Tree, fungus, and bark beetle

Many species of this type of beetles are involved in a symbiotic relationship with microbes, particularly so with fungi that are actively cultivated by the wood boring beetles. They carry fungal spores in specialised pockets in their beetle bodies and infect the colonised host plant by excavating deep tunnels in the dying plant. The fungi break down the wood of the trees and create fungal mycelia, where the beetle’s larvae later can graze on the newly created spore-bearing stalks. How this complicated connection between tree, fungus, and beetle affects the speciation of bark beetles is the main theme for a newly started research project at the University Museum supported by the Research Council of Norway.  Bark beetles are one of the most species-rich insect groups on earth, in line with other groups of weevils in which the bark beetles belong. Before different hypotheses as to why the number of bark beetle species is so high can be tested - by means of, among other things, genetic analyses - one has to collect more beetles, their fungi, and study their host plants.

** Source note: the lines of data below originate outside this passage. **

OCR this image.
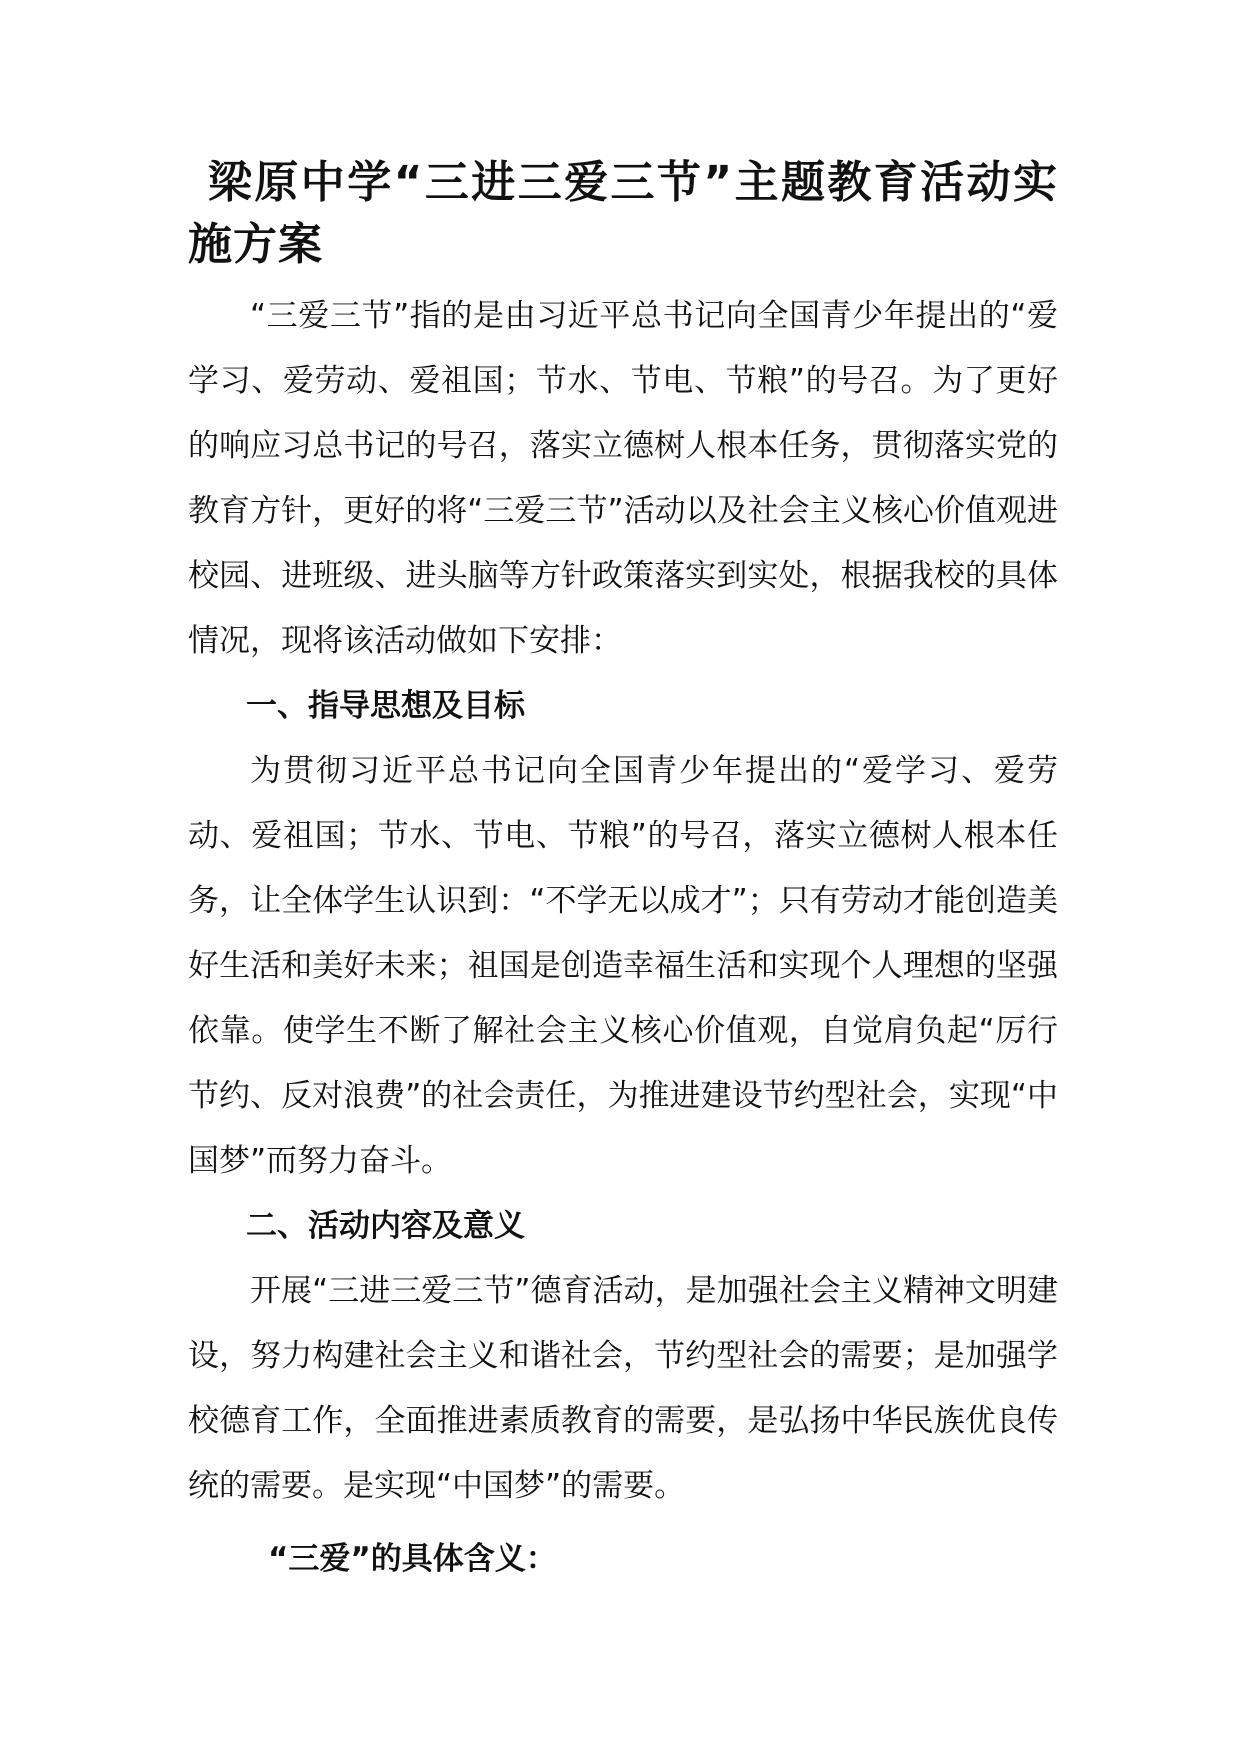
梁原中学“三进三爱三节”主题教育活动实施方案

“三爱三节”指的是由习近平总书记向全国青少年提出的“爱学习、爱劳动、爱祖国；节水、节电、节粮”的号召。为了更好的响应习总书记的号召，落实立德树人根本任务，贯彻落实党的教育方针，更好的将“三爱三节”活动以及社会主义核心价值观进校园、进班级、进头脑等方针政策落实到实处，根据我校的具体情况，现将该活动做如下安排：

一、指导思想及目标

为贯彻习近平总书记向全国青少年提出的“爱学习、爱劳动、爱祖国；节水、节电、节粮”的号召，落实立德树人根本任务，让全体学生认识到：“不学无以成才”；只有劳动才能创造美好生活和美好未来；祖国是创造幸福生活和实现个人理想的坚强依靠。使学生不断了解社会主义核心价值观，自觉肩负起“厉行节约、反对浪费”的社会责任，为推进建设节约型社会，实现“中国梦”而努力奋斗。

二、活动内容及意义

开展“三进三爱三节”德育活动，是加强社会主义精神文明建设，努力构建社会主义和谐社会，节约型社会的需要；是加强学校德育工作，全面推进素质教育的需要，是弘扬中华民族优良传统的需要。是实现“中国梦”的需要。

“三爱”的具体含义：
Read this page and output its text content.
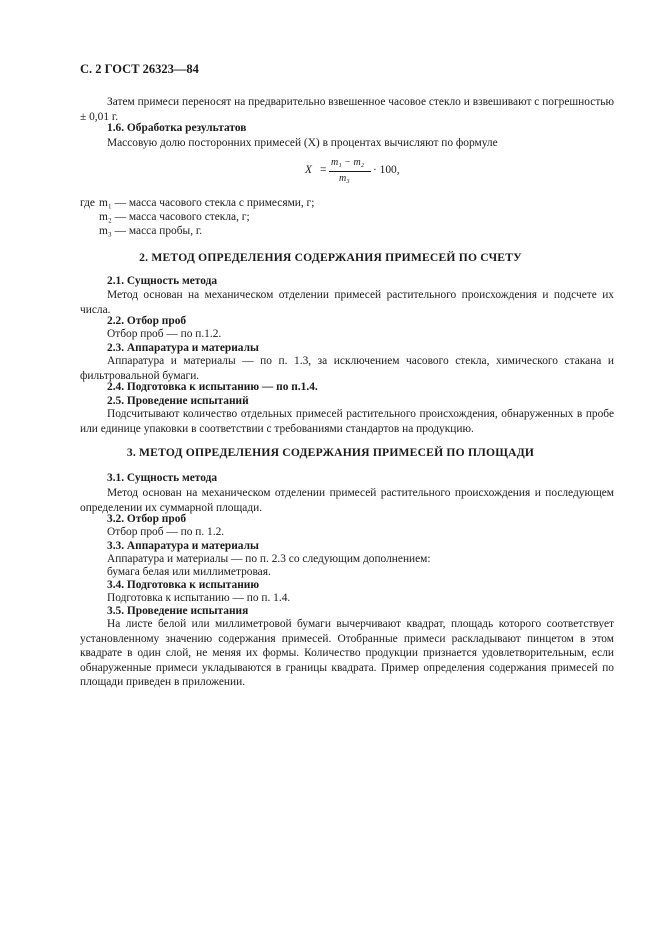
С. 2 ГОСТ 26323—84
Затем примеси переносят на предварительно взвешенное часовое стекло и взвешивают с погрешностью ± 0,01 г.
1.6. Обработка результатов
Массовую долю посторонних примесей (X) в процентах вычисляют по формуле
X =
m₁ − m₂
m₃
· 100,
где m₁ — масса часового стекла с примесями, г;
m₂ — масса часового стекла, г;
m₃ — масса пробы, г.
2. МЕТОД ОПРЕДЕЛЕНИЯ СОДЕРЖАНИЯ ПРИМЕСЕЙ ПО СЧЕТУ
2.1. Сущность метода
Метод основан на механическом отделении примесей растительного происхождения и подсчете их числа.
2.2. Отбор проб
Отбор проб — по п.1.2.
2.3. Аппаратура и материалы
Аппаратура и материалы — по п. 1.3, за исключением часового стекла, химического стакана и фильтровальной бумаги.
2.4. Подготовка к испытанию — по п.1.4.
2.5. Проведение испытаний
Подсчитывают количество отдельных примесей растительного происхождения, обнаруженных в пробе или единице упаковки в соответствии с требованиями стандартов на продукцию.
3. МЕТОД ОПРЕДЕЛЕНИЯ СОДЕРЖАНИЯ ПРИМЕСЕЙ ПО ПЛОЩАДИ
3.1. Сущность метода
Метод основан на механическом отделении примесей растительного происхождения и последующем определении их суммарной площади.
3.2. Отбор проб
Отбор проб — по п. 1.2.
3.3. Аппаратура и материалы
Аппаратура и материалы — по п. 2.3 со следующим дополнением:
бумага белая или миллиметровая.
3.4. Подготовка к испытанию
Подготовка к испытанию — по п. 1.4.
3.5. Проведение испытания
На листе белой или миллиметровой бумаги вычерчивают квадрат, площадь которого соответствует установленному значению содержания примесей. Отобранные примеси раскладывают пинцетом в этом квадрате в один слой, не меняя их формы. Количество продукции признается удовлетворительным, если обнаруженные примеси укладываются в границы квадрата. Пример определения содержания примесей по площади приведен в приложении.
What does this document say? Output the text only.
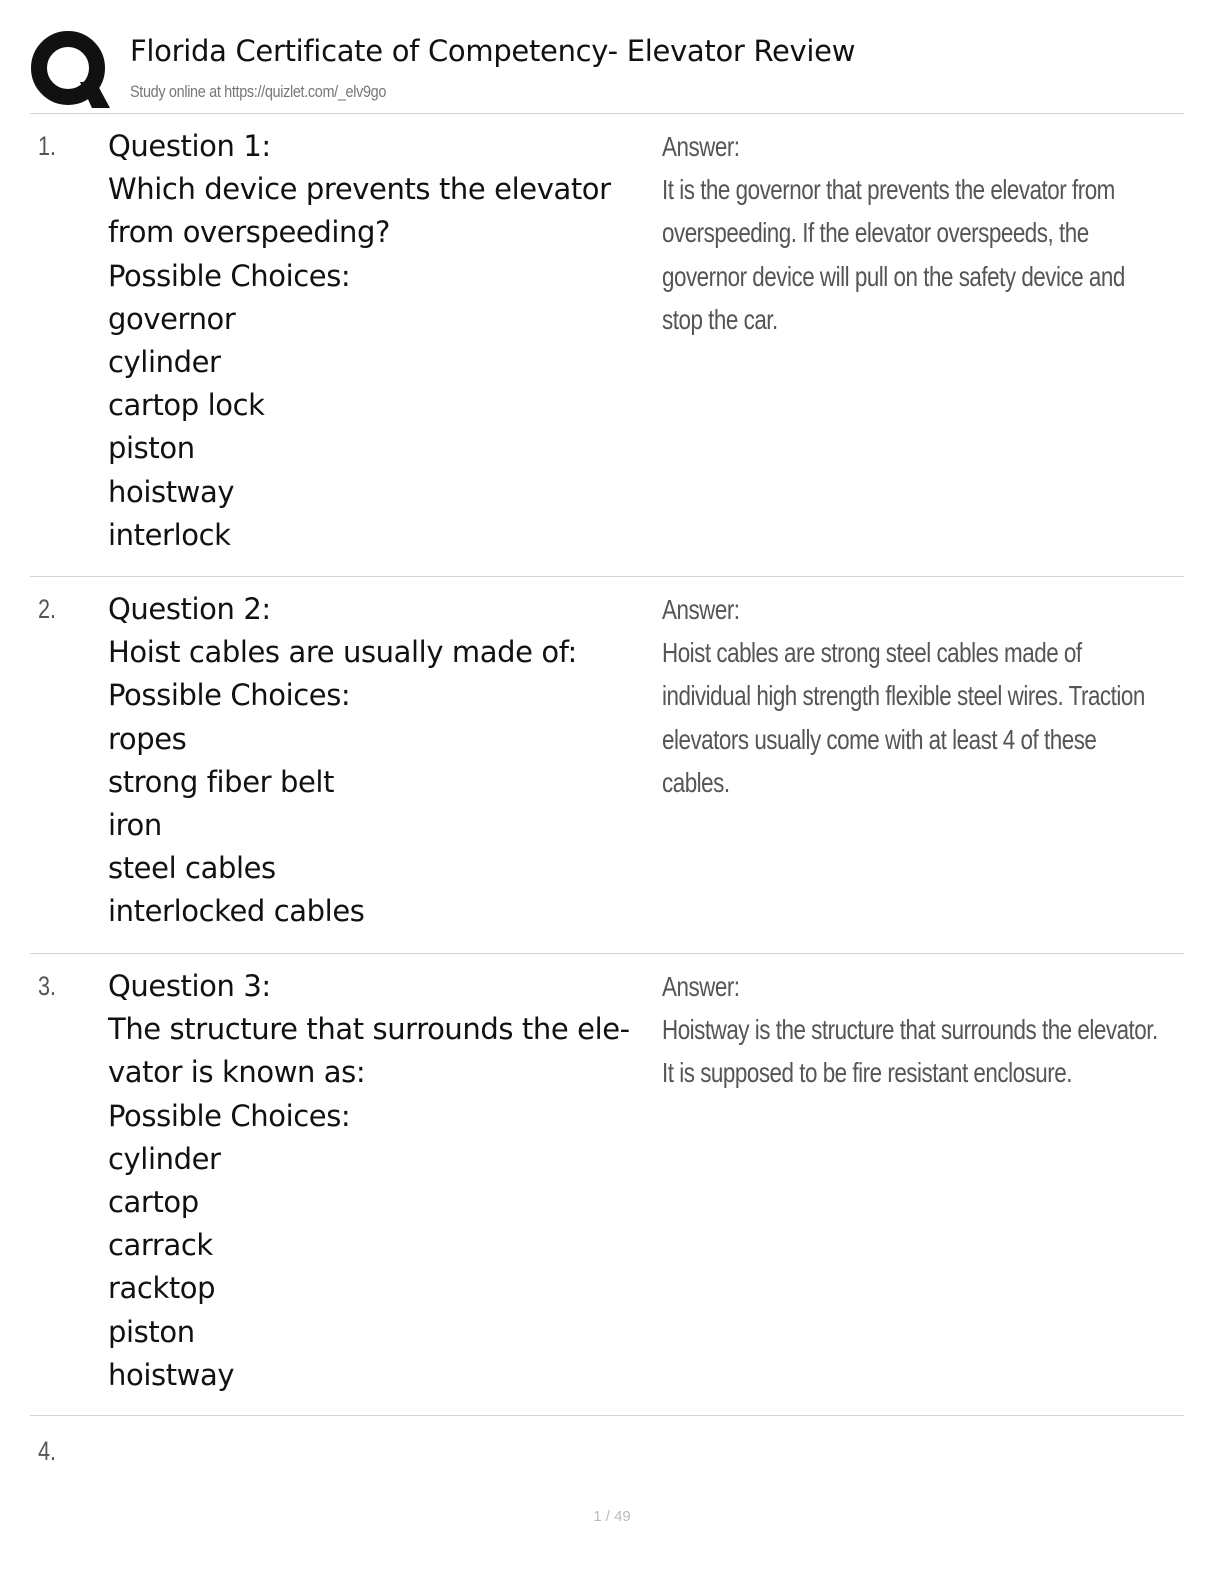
Florida Certificate of Competency- Elevator Review
Study online at https://quizlet.com/_elv9go
1. Question 1:
Which device prevents the elevator
from overspeeding?
Possible Choices:
governor
cylinder
cartop lock
piston
hoistway
interlock
Answer:
It is the governor that prevents the elevator from overspeeding. If the elevator overspeeds, the governor device will pull on the safety device and stop the car.
2. Question 2:
Hoist cables are usually made of:
Possible Choices:
ropes
strong fiber belt
iron
steel cables
interlocked cables
Answer:
Hoist cables are strong steel cables made of individual high strength flexible steel wires. Traction elevators usually come with at least 4 of these cables.
3. Question 3:
The structure that surrounds the ele-
vator is known as:
Possible Choices:
cylinder
cartop
carrack
racktop
piston
hoistway
Answer:
Hoistway is the structure that surrounds the elevator. It is supposed to be fire resistant enclosure.
4.
1 / 49
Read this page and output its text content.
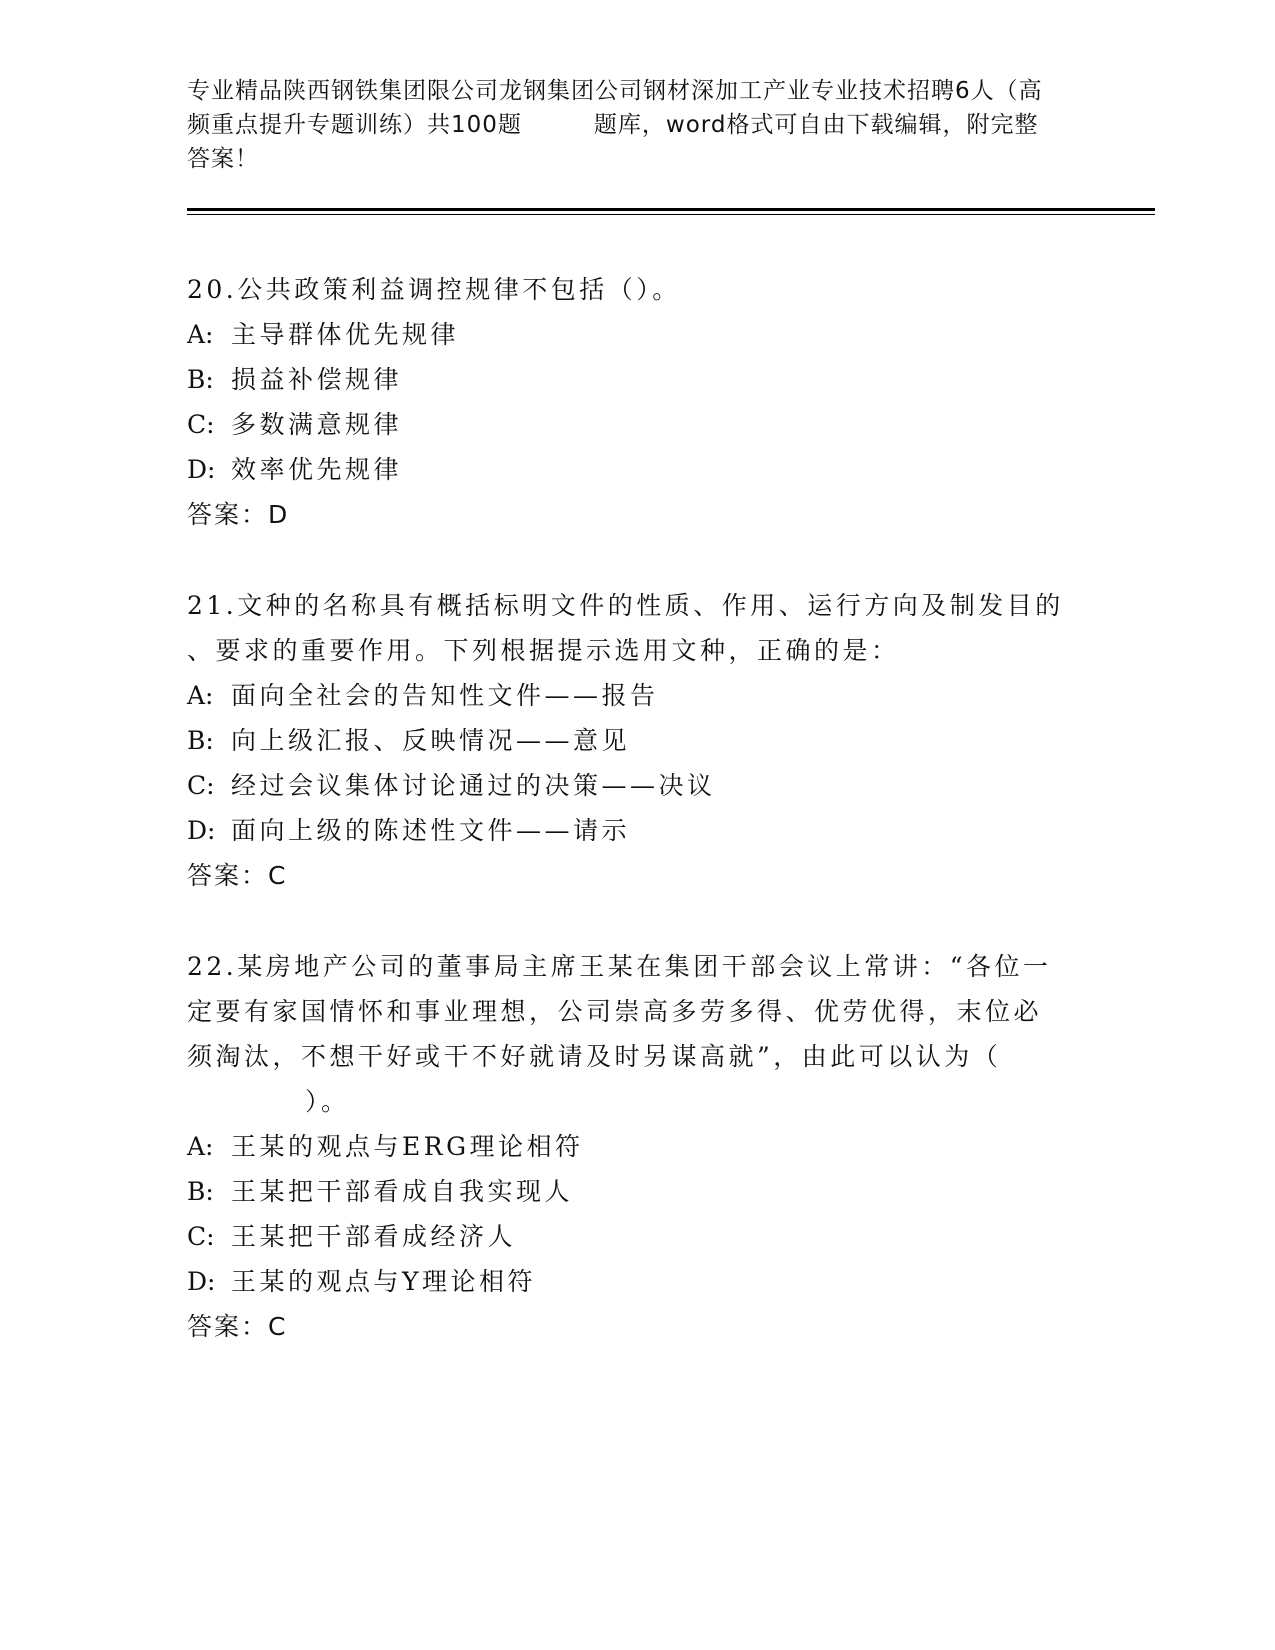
专业精品陕西钢铁集团限公司龙钢集团公司钢材深加工产业专业技术招聘6人（高
频重点提升专题训练）共100题	题库，word格式可自由下载编辑，附完整
答案！

20.公共政策利益调控规律不包括（）。

A: 主导群体优先规律

B: 损益补偿规律

C: 多数满意规律

D: 效率优先规律

答案：D

21.文种的名称具有概括标明文件的性质、作用、运行方向及制发目的

、要求的重要作用。下列根据提示选用文种，正确的是：

A: 面向全社会的告知性文件——报告

B: 向上级汇报、反映情况——意见

C: 经过会议集体讨论通过的决策——决议

D: 面向上级的陈述性文件——请示

答案：C

22.某房地产公司的董事局主席王某在集团干部会议上常讲：“各位一

定要有家国情怀和事业理想，公司崇高多劳多得、优劳优得，末位必

须淘汰，不想干好或干不好就请及时另谋高就”，由此可以认为（

）。

A: 王某的观点与ERG理论相符

B: 王某把干部看成自我实现人

C: 王某把干部看成经济人

D: 王某的观点与Y理论相符

答案：C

Several tens of new species

The field trip to Madagascar was in that respect a success and several tens of new bark beetle species were discovered. In addition, it was investigated to what extent the tropical rainforest in Ranomafana National Park is affected by the so-called invasive bark beetles. These are species that have invaded many tropical countries in modern times indicating disturbance from human activity (felling of timber or planted flora). Interesting by-catch included true bugs, leaf beetles and other insects, among them also some unknown species. These collection activities will add to the amount of type material in the University Museum’s collections and thus enhance the scientific value of the collection.

While Stejneger – who travelled extensively in America and Asia – never observed «his» bird species in Madagascar in person; his successors, however, managed to catch some brief glimpses of Artamia annae. It gave the expedition members a sense of following in the footsteps of a renowned naturalist from old Bergen.